While coral reforestation efforts could help restore damaged coral, coral still needs the calcium mineral aragonite in the seawater to form their skeletons. As the oceans grow more acidic, coral does not even have a fighting chance of making a comeback.
“Rogers says carbon dioxide levels in the atmosphere are already over the safe limits for coral reefs” and unless we can remove carbon from the air more of it will be absorbed by the world’s oceans and dissolve the coral reefs.
“I just don’t see the world having the commitment to sort this one out,” says Obura. “We need to use the coral reef lesson to wake us up and not let this happen to a hundred other ecosystems.”
The coral community isn’t optimistic we’ll reduce carbon emissions in time. And you know? They’re probably right. Go ahead and add coral reefs to the doom tourism itinerary. Take some pictures for future generations. How about a before and after type image courtesy of NOAA?

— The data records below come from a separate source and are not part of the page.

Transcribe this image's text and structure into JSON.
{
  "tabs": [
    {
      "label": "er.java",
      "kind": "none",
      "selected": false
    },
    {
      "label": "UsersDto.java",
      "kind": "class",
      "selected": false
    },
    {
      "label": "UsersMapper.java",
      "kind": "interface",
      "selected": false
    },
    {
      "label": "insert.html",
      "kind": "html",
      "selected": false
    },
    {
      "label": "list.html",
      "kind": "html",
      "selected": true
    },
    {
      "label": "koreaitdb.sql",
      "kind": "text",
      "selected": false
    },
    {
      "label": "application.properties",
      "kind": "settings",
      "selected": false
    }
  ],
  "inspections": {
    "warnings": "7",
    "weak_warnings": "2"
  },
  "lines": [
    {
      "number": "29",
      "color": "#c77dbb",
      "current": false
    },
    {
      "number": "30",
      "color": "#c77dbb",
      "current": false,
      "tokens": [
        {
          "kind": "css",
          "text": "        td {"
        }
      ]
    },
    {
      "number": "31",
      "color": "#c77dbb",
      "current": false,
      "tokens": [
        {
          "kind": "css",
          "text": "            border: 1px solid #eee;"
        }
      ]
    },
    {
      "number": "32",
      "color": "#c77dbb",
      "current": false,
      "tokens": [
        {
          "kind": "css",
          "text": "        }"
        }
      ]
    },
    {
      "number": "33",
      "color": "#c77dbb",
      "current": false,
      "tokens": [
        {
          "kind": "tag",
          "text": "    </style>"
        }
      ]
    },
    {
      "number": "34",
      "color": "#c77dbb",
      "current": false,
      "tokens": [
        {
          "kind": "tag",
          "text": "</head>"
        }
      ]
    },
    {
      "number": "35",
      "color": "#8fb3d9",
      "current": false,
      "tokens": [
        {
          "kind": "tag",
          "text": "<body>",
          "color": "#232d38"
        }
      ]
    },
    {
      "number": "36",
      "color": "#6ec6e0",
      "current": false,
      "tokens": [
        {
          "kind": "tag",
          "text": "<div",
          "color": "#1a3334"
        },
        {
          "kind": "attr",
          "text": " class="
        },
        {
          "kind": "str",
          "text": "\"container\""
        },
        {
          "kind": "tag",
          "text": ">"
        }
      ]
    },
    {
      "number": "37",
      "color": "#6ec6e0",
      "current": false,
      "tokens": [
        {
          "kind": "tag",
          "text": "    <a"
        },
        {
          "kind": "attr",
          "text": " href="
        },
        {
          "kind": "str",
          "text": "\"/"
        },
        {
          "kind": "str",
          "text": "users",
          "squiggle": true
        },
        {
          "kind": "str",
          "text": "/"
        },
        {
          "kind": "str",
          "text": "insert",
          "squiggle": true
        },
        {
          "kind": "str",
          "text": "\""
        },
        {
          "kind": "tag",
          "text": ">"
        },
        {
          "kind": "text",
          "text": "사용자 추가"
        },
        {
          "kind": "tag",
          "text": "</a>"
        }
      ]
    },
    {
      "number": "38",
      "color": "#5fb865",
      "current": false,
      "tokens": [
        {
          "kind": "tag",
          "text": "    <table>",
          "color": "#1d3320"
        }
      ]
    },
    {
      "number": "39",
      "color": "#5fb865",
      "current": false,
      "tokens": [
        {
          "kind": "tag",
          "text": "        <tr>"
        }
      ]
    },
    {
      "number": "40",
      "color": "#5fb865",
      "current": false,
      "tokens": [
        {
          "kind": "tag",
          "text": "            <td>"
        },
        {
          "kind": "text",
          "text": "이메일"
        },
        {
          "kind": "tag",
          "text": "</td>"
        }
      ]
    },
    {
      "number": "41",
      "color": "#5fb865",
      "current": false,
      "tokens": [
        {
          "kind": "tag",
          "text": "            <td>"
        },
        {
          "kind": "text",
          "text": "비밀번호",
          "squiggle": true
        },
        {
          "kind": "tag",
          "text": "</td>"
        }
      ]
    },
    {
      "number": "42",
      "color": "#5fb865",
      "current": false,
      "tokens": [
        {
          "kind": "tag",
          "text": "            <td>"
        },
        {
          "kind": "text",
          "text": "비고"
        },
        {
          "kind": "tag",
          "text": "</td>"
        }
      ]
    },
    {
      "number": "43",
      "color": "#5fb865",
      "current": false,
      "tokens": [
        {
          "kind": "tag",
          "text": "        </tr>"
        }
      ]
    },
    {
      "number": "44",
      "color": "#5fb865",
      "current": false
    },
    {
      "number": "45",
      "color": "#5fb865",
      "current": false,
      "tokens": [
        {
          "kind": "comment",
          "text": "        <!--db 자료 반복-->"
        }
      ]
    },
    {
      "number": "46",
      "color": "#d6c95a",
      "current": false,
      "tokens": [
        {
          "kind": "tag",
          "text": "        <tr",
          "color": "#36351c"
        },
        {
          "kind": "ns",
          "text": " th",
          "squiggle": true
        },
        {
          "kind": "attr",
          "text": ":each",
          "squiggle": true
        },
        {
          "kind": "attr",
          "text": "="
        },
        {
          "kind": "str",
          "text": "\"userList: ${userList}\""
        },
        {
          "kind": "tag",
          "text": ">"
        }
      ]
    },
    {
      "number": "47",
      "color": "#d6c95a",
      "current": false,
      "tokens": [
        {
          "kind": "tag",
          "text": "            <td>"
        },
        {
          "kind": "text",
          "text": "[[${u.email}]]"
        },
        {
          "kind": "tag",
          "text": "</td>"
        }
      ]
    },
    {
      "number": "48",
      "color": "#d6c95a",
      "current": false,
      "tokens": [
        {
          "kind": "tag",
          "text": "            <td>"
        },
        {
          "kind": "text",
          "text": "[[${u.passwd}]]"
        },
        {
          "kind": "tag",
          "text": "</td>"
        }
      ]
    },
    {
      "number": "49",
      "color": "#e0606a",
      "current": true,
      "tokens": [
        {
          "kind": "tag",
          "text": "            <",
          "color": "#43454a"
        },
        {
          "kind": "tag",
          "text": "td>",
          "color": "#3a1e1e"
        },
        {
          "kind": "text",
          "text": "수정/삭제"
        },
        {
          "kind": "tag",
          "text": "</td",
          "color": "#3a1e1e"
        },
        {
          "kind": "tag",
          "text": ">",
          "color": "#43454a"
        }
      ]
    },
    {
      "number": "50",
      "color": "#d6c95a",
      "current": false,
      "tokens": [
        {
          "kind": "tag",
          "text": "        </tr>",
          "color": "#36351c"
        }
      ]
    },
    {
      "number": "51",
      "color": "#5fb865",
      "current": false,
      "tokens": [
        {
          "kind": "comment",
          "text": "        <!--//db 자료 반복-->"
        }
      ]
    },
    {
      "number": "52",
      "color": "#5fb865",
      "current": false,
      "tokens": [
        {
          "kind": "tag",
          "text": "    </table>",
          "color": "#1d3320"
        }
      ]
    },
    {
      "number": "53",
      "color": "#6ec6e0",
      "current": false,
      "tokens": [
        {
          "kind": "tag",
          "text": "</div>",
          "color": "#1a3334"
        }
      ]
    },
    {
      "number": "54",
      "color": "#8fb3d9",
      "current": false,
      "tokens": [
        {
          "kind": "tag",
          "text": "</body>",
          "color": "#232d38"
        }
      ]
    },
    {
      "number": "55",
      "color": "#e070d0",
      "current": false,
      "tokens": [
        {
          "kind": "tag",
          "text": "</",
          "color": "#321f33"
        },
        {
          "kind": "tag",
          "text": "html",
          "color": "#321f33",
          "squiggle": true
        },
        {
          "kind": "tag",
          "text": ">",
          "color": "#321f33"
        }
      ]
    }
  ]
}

Cross-posted from Daily Kos.
3 comments
great diary. What a mad, mad world we live in. So sad.
I can see the barrier reef that runs from Cancun to Panama from where I am now sitting. And I and my neighbors are all aware that although the reef at our doors is not dead, it’s not as healthy as it was 3 or 5 years ago. And noticeably so. This is a bad sign. We know where it might end up. The reef north of here in Akumal is already quite dead. It was killed imo by nitrogen from human septic systems that leached into the Caribbean. Add that to nutrients from farming (not that big a concern right here) and warming, and there’s a big problem brewing.
The before and after photos are hearbreaking. It’s like thedifference between protected Cozumel reef and Akumal.

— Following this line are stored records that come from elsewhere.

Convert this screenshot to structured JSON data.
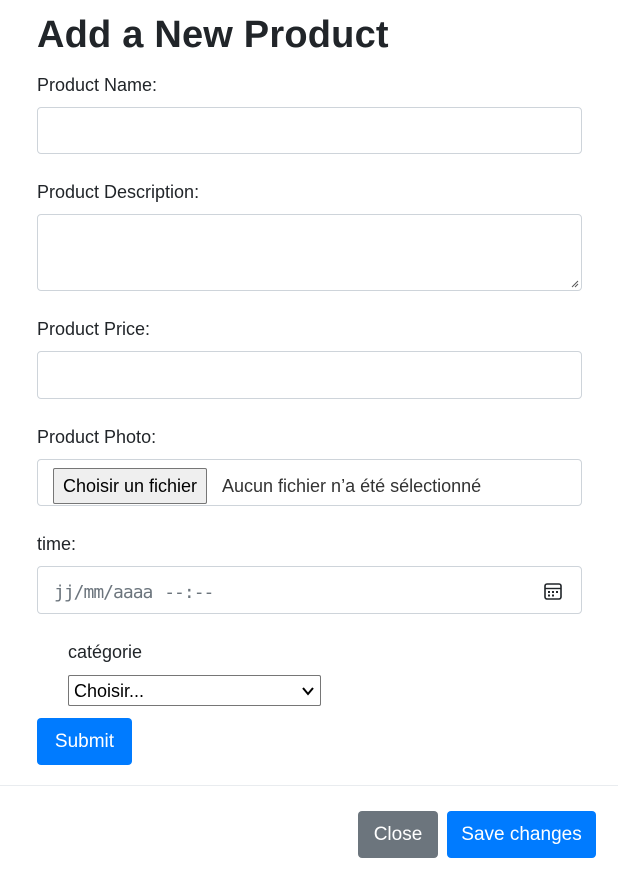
{
  "form": {
    "title": "Add a New Product",
    "name_label": "Product Name:",
    "name_value": "",
    "description_label": "Product Description:",
    "description_value": "",
    "price_label": "Product Price:",
    "price_value": "",
    "photo_label": "Product Photo:",
    "file_button_label": "Choisir un fichier",
    "file_status": "Aucun fichier n’a été sélectionné",
    "time_label": "time:",
    "time_placeholder": "jj/mm/aaaa --:--",
    "category_label": "catégorie",
    "category_selected": "Choisir...",
    "submit_label": "Submit"
  },
  "footer": {
    "close_label": "Close",
    "save_label": "Save changes"
  },
  "colors": {
    "primary": "#007bff",
    "secondary": "#6c757d",
    "border": "#ced4da",
    "text": "#212529"
  },
  "icons": {
    "calendar": "calendar-icon",
    "select_arrow": "chevron-down-icon",
    "resize": "resize-grip-icon"
  }
}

Thanks for letting folks know about this. I’ll send it to my neighbors.
This report shows that the Government’s own CPRS emissions target will kill the GBR along with 1000s of species & the livelihoods of those communities who depend upon it.
It clearly stipulates that if we have a temp rise of 2°C or more, the GBR will not survive. It shows that if the world sets its target at 450ppm, the Reef will not outlive Generation X.
People need to understand that a rise in carbon levels to 450ppm will ensure the destruction of this great icon and the Gov confirms this.
We need to find our loud voice – why are we lettign this happen. We need 350ppm and we need it urgently, for the sake of the beautiful planet. We must tell the decisions makers that we will support them if they make this big decision.